|My matching hat and bag finally got an outing - do you like?|
|Happy is a big blue suit|
Casablanca, in case you don't know the plot, is set in the middle of wartime, in (you guessed it) Casablanca., where everyone is hoping and waiting to get travel documents allowing them to flee to the safety of the States
|Casablanca residents being searched and their ID cards checked, done in a funny way. (But you could also see how it wouldn't be funny in real life - I did NOT want to bump into that official at all)|
|Heyday Suit jacket worn over a dress, Vintage hat, flouncy scarf|
|Ilsa Lund and Victor Laszlo meet Captain Louis Renault|
The playing out of the film was fun to see, it did though bring home a bit of how it actually was to be living through a war.
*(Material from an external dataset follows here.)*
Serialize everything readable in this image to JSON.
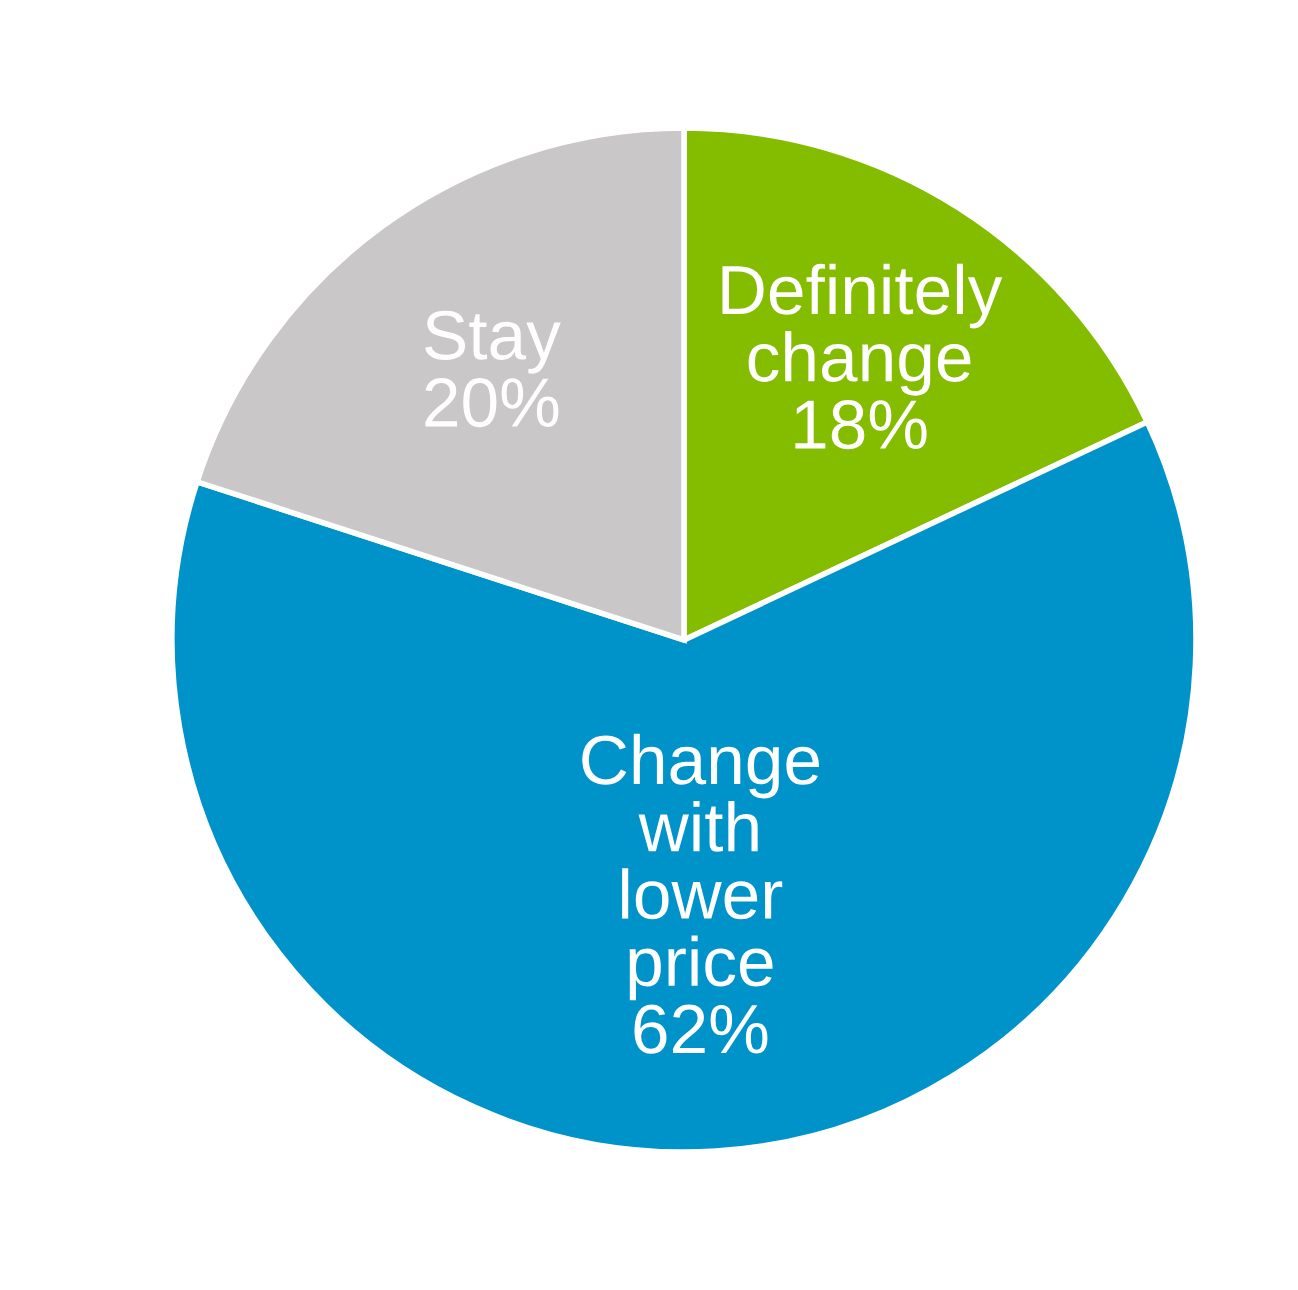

One of the police forced a man to crawl up and down the steps and the closeness of it was a small shock. It was short and not everyone would have seen it, but I felt I should warn you. I accepted it as part of the drama but I will remember the impact for life - which I am actually grateful for. The surprise and process of registering what was happening made it very real, something I would not have got if it had been played out at a distance on stage or on film. You should also know that I have a "R" rating of about 5 and feel stuff quite deeply. (We have a censored draw of dvd's at home that are not for my entertainment)
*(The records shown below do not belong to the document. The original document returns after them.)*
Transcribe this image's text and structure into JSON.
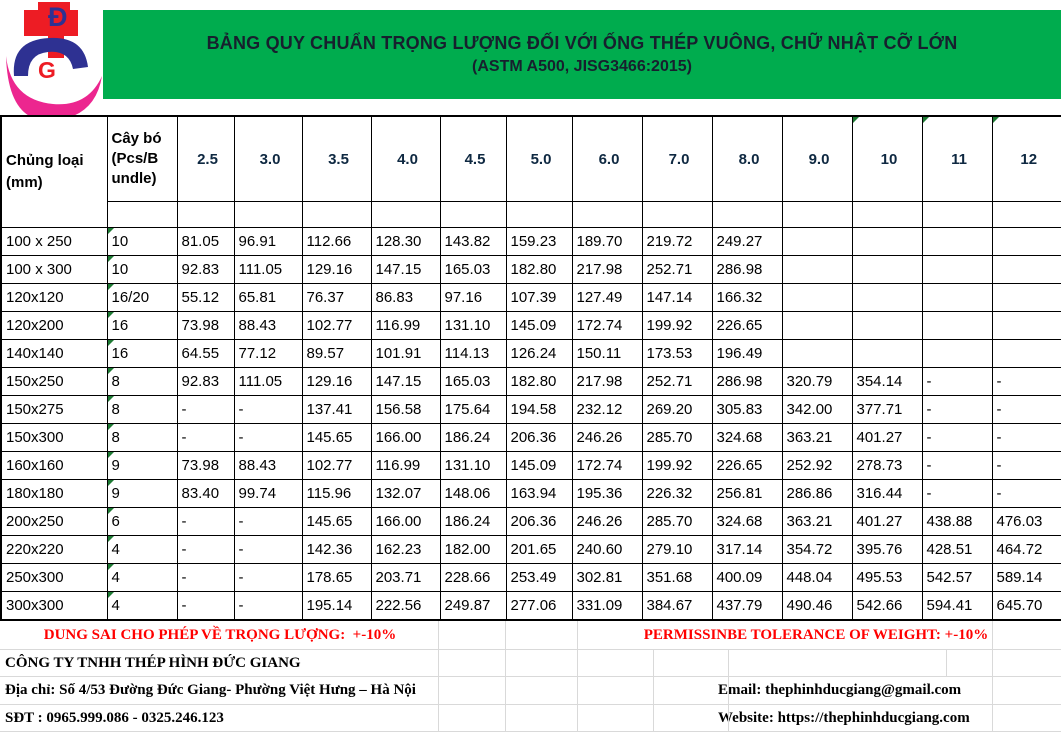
{
  "colors": {
    "banner_green": "#00AC4E",
    "header_cyan": "#00AEEF",
    "highlight_yellow": "#FFFF00",
    "alert_red": "#FF0000",
    "grid_gray": "#D9D9D9",
    "indicator_green": "#1E7B34",
    "logo_red": "#ED1C24",
    "logo_navy": "#2E3192",
    "logo_pink": "#EC268F"
  },
  "logo": {
    "letter_top": "Đ",
    "letter_bottom": "G"
  },
  "banner": {
    "title": "BẢNG QUY CHUẨN TRỌNG LƯỢNG ĐỐI VỚI ỐNG THÉP VUÔNG, CHỮ NHẬT CỠ LỚN",
    "subtitle": "(ASTM A500, JISG3466:2015)"
  },
  "table": {
    "col1_header_lines": [
      "Chủng loại",
      "(mm)"
    ],
    "col2_header_lines": [
      "Cây bó",
      "(Pcs/B",
      "undle)"
    ],
    "thickness_headers": [
      "2.5",
      "3.0",
      "3.5",
      "4.0",
      "4.5",
      "5.0",
      "6.0",
      "7.0",
      "8.0",
      "9.0",
      "10",
      "11",
      "12"
    ],
    "rows": [
      {
        "size": "100 x 250",
        "bundle": "10",
        "values": [
          "81.05",
          "96.91",
          "112.66",
          "128.30",
          "143.82",
          "159.23",
          "189.70",
          "219.72",
          "249.27",
          "",
          "",
          "",
          ""
        ]
      },
      {
        "size": "100 x 300",
        "bundle": "10",
        "values": [
          "92.83",
          "111.05",
          "129.16",
          "147.15",
          "165.03",
          "182.80",
          "217.98",
          "252.71",
          "286.98",
          "",
          "",
          "",
          ""
        ]
      },
      {
        "size": "120x120",
        "bundle": "16/20",
        "values": [
          "55.12",
          "65.81",
          "76.37",
          "86.83",
          "97.16",
          "107.39",
          "127.49",
          "147.14",
          "166.32",
          "",
          "",
          "",
          ""
        ]
      },
      {
        "size": "120x200",
        "bundle": "16",
        "values": [
          "73.98",
          "88.43",
          "102.77",
          "116.99",
          "131.10",
          "145.09",
          "172.74",
          "199.92",
          "226.65",
          "",
          "",
          "",
          ""
        ]
      },
      {
        "size": "140x140",
        "bundle": "16",
        "values": [
          "64.55",
          "77.12",
          "89.57",
          "101.91",
          "114.13",
          "126.24",
          "150.11",
          "173.53",
          "196.49",
          "",
          "",
          "",
          ""
        ]
      },
      {
        "size": "150x250",
        "bundle": "8",
        "values": [
          "92.83",
          "111.05",
          "129.16",
          "147.15",
          "165.03",
          "182.80",
          "217.98",
          "252.71",
          "286.98",
          "320.79",
          "354.14",
          "-",
          "-"
        ]
      },
      {
        "size": "150x275",
        "bundle": "8",
        "values": [
          "-",
          "-",
          "137.41",
          "156.58",
          "175.64",
          "194.58",
          "232.12",
          "269.20",
          "305.83",
          "342.00",
          "377.71",
          "-",
          "-"
        ]
      },
      {
        "size": "150x300",
        "bundle": "8",
        "values": [
          "-",
          "-",
          "145.65",
          "166.00",
          "186.24",
          "206.36",
          "246.26",
          "285.70",
          "324.68",
          "363.21",
          "401.27",
          "-",
          "-"
        ]
      },
      {
        "size": "160x160",
        "bundle": "9",
        "values": [
          "73.98",
          "88.43",
          "102.77",
          "116.99",
          "131.10",
          "145.09",
          "172.74",
          "199.92",
          "226.65",
          "252.92",
          "278.73",
          "-",
          "-"
        ]
      },
      {
        "size": "180x180",
        "bundle": "9",
        "values": [
          "83.40",
          "99.74",
          "115.96",
          "132.07",
          "148.06",
          "163.94",
          "195.36",
          "226.32",
          "256.81",
          "286.86",
          "316.44",
          "-",
          "-"
        ]
      },
      {
        "size": "200x250",
        "bundle": "6",
        "values": [
          "-",
          "-",
          "145.65",
          "166.00",
          "186.24",
          "206.36",
          "246.26",
          "285.70",
          "324.68",
          "363.21",
          "401.27",
          "438.88",
          "476.03"
        ]
      },
      {
        "size": "220x220",
        "bundle": "4",
        "values": [
          "-",
          "-",
          "142.36",
          "162.23",
          "182.00",
          "201.65",
          "240.60",
          "279.10",
          "317.14",
          "354.72",
          "395.76",
          "428.51",
          "464.72"
        ]
      },
      {
        "size": "250x300",
        "bundle": "4",
        "values": [
          "-",
          "-",
          "178.65",
          "203.71",
          "228.66",
          "253.49",
          "302.81",
          "351.68",
          "400.09",
          "448.04",
          "495.53",
          "542.57",
          "589.14"
        ]
      },
      {
        "size": "300x300",
        "bundle": "4",
        "values": [
          "-",
          "-",
          "195.14",
          "222.56",
          "249.87",
          "277.06",
          "331.09",
          "384.67",
          "437.79",
          "490.46",
          "542.66",
          "594.41",
          "645.70"
        ]
      }
    ]
  },
  "footer": {
    "tolerance_vi": "DUNG SAI CHO PHÉP VỀ TRỌNG LƯỢNG:  +-10%",
    "tolerance_en": "PERMISSINBE TOLERANCE OF WEIGHT: +-10%",
    "company": "CÔNG TY TNHH THÉP HÌNH ĐỨC GIANG",
    "address": "Địa chỉ: Số 4/53 Đường Đức Giang- Phường Việt Hưng – Hà Nội",
    "phone": "SĐT : 0965.999.086 - 0325.246.123",
    "email": "Email: thephinhducgiang@gmail.com",
    "website": "Website: https://thephinhducgiang.com"
  }
}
According to Wikipedia, the movie itself was made up of a large proportion of European exiles and refugees among the extras, and for them it was quite emotional to be involved. Ironically the German citizens were cast as the Nazis from whom they had fled. That must have been hard.
|The Nazis arrive|
|We liked the Casablanca but not the Sandy Collins|
- You do need cash for the bar and for the food. The food is quite moderately portioned, so best not to go hungry (we were grateful for half a chocolate bar and a bag of nuts left in my bag from the day before!)
- The cocktail bar (either side of the stage) is different from the main bar (the one with purple lights) and does take card (had we known this, we would have saved our cash for food).
- If you are up for dancing, you will be dancing on carpet (not a deal breaker, but some dancers like to know this).
- You do see the film at the end - we weren't too sure so I was glad to have taken my glasses.
- Do take something to barter with when Ugarte comes around offering to find you transit papers. I had a string of beads stuffed down my bra but promptly forgot and was concentrating so much on his accent I didn't get that he wanted money or similar - ha ha!
- If you gamble at the roulette table you can put something else down as collateral - our table companion put his cufflinks down and won a bar of chocolate, AND got his cufflinks back. (Had we realised this earlier I could have put my beads down, hungry as we were!)
- When you book, you get told you have "booked a table" but when you get in there it is a free for all and you just find a place - or so it seemed. We sat in the front of the stage, near the middle stairs (because we knew we would dance) and had a good view of the proceedings.
- A few were not dressed up at all and it didn't seem to matter - but they did look out of place
- It appeared that many people were told to wear a neckerchief and it never came up in the "play" so I'm not sure that matters either.
- Do take your papers though! You need to provide your fingerprint (scribble on your finger and press) and a photo (some people drew theirs).
- It is warm in there, I was glad to have worn a dress (for dancing in) so I could take my jacket off and cool down. It is, after all, Casablanca.
|Moroccan dancers, all female!|
It was an amazing day out - something quite extraordinary different. I look forward to seeing what Future Cinema does next!